(photo credit Emma Davies)
At my recent open days, and garden club show rounds, this has been the most talked about plant on the field
Cerinthe Major Purpurescens
My chalky field gives itself to growing this succulent early flowering filler, making healthy plants with strong straight stems that are great to work with.
I originally grow it about 10 years ago, and for a while the allotment had lots every year. I've been collecting seed and resowing ever since.
It's a cool weather loving plant. That means it's great in March, April and May, and why i'll stop picking it after the end of the this month and collect the seeds as they ripen and turn from white, to matt black, and then shiny black.
I ignore the packet instructions that say they can be sown all through the spring. Cerinthe hates hot weather, and will flop in the garden, let alone the vase if given too much heat.
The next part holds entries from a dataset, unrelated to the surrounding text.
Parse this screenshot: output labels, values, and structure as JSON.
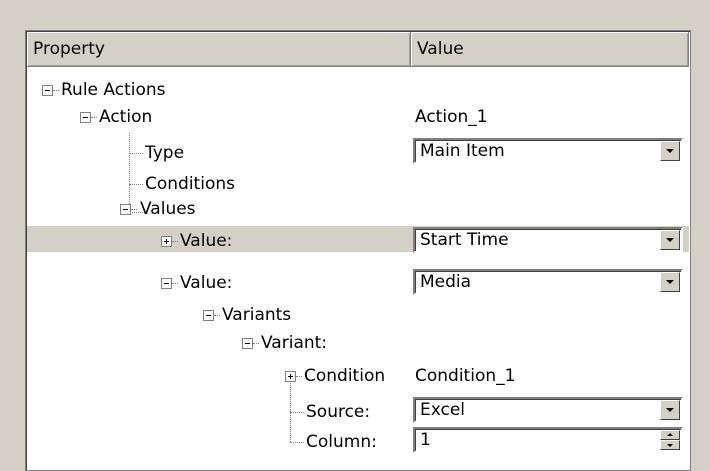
{
  "header": {
    "property": "Property",
    "value": "Value"
  },
  "tree": {
    "rule_actions": "Rule Actions",
    "action": {
      "label": "Action",
      "value": "Action_1"
    },
    "type": {
      "label": "Type",
      "value": "Main Item"
    },
    "conditions": {
      "label": "Conditions"
    },
    "values": {
      "label": "Values"
    },
    "value1": {
      "label": "Value:",
      "value": "Start Time"
    },
    "value2": {
      "label": "Value:",
      "value": "Media"
    },
    "variants": {
      "label": "Variants"
    },
    "variant": {
      "label": "Variant:"
    },
    "condition": {
      "label": "Condition",
      "value": "Condition_1"
    },
    "source": {
      "label": "Source:",
      "value": "Excel"
    },
    "column": {
      "label": "Column:",
      "value": "1"
    }
  },
  "colors": {
    "background": "#d4d0c8",
    "selected_row": "#d4d0c8",
    "grid": "#ffffff"
  },
  "icons": [
    "collapse-icon",
    "expand-icon",
    "dropdown-arrow-icon",
    "spin-up-icon",
    "spin-down-icon"
  ]
}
It doesn't like frost either, so i've found the best way to get incredible flowers early in the season is
1) direct sow in late September, - these make small plants by winter, but can be covered against frost. The first few years i let it sow itself, but then you have to thin out as they are very good at self seeding
2) have a back up of a tray of seeds sown in pots in October, - they just germinate, and are small plants over winter, but grow quickly in February and can be planted out by the end of the month or in March if we're still having harsh frosts
3) Sow freshly collected (i.e by you the autumn before) seeds in mid February, and prick out/ pot on, to plant out in late March, early April. - These plants are already starting to flower for me now on the 11th May
They're a great accompaniment to spring Tulips, Hellebores, Early Alliums, Ranunculus, and the first of the Cornflowers.